Self-surrender – loss or gain?
A Christian Science perspective.
Many Christians are now observing Lent – a period of 40 days before Easter involving fasting or sacrificing something they cherish, in remembrance of all that Jesus did for humanity.
To me, sacrifice can be seen as the moment-by-moment willingness to put aside material thinking. It means surrendering my personal desires, plans, and motives in order to be more faithful to God's will. His will is always good, and I'm learning that when I'm obedient to it, I'm expressing my identity as His child, made in the image of Love.
As God's likeness, we possess the wholeness, goodness, and power of Love right here and right now, and therefore nothing can be missing. God's love reveals the unbroken, harmonious, spiritual identity we each have.
"To be carnally minded is death," wrote Paul to the Christians in Rome, "but to be spiritually minded is life and peace. Because the carnal mind is enmity against God: for it is not subject to the law of God, neither indeed can be" (Rom. 8:6, 7). The carnal mind is always self-centered and dissatisfied. It creates its own envy because it never has enough goodness. It produces its own resentment because it always feels wronged. It always suffers from its inherent selfishness, and is never at peace.

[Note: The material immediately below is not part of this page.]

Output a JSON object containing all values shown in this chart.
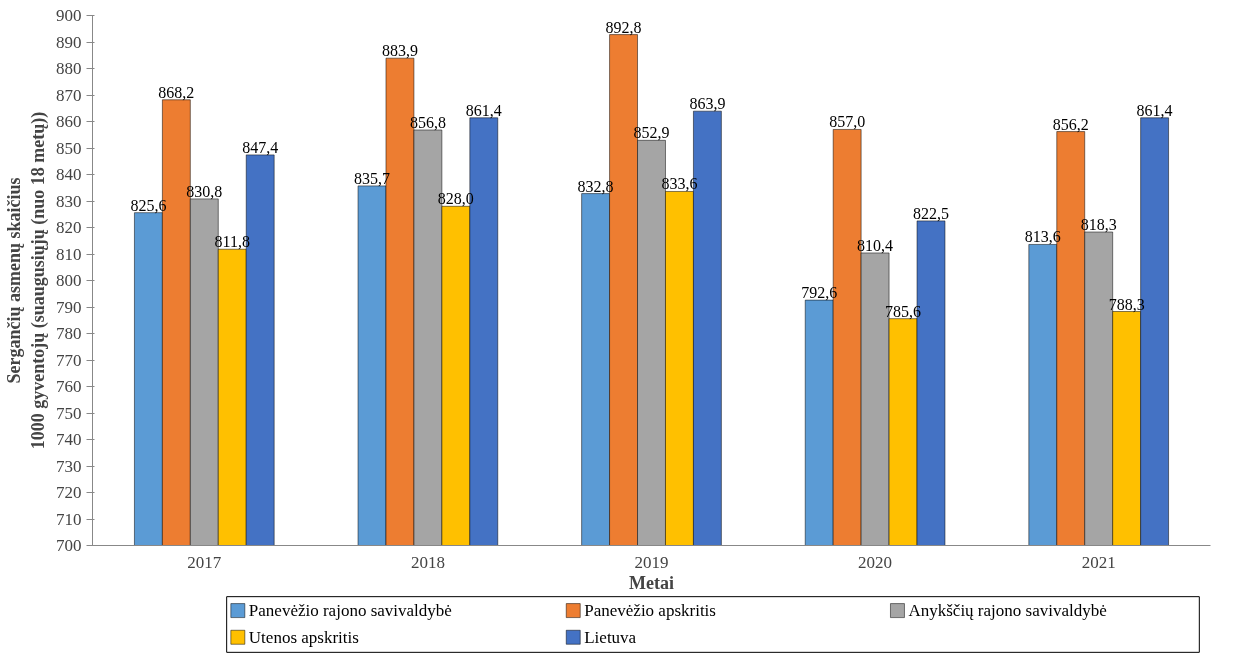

This Easter season, as I reread the account of Jesus's crucifixion, it became clear to me that it was this carnal mind, this material state of thought, that was trying to destroy him through aggression and arrogant power. By contrast, Jesus was willing to sacrifice even his life in order to prove the power and might of God's law to preserve not just himself, but everyone. This was showing each of us that we need to turn away from the carnal mind and yield to God's will in order to find the greatest happiness and blessings.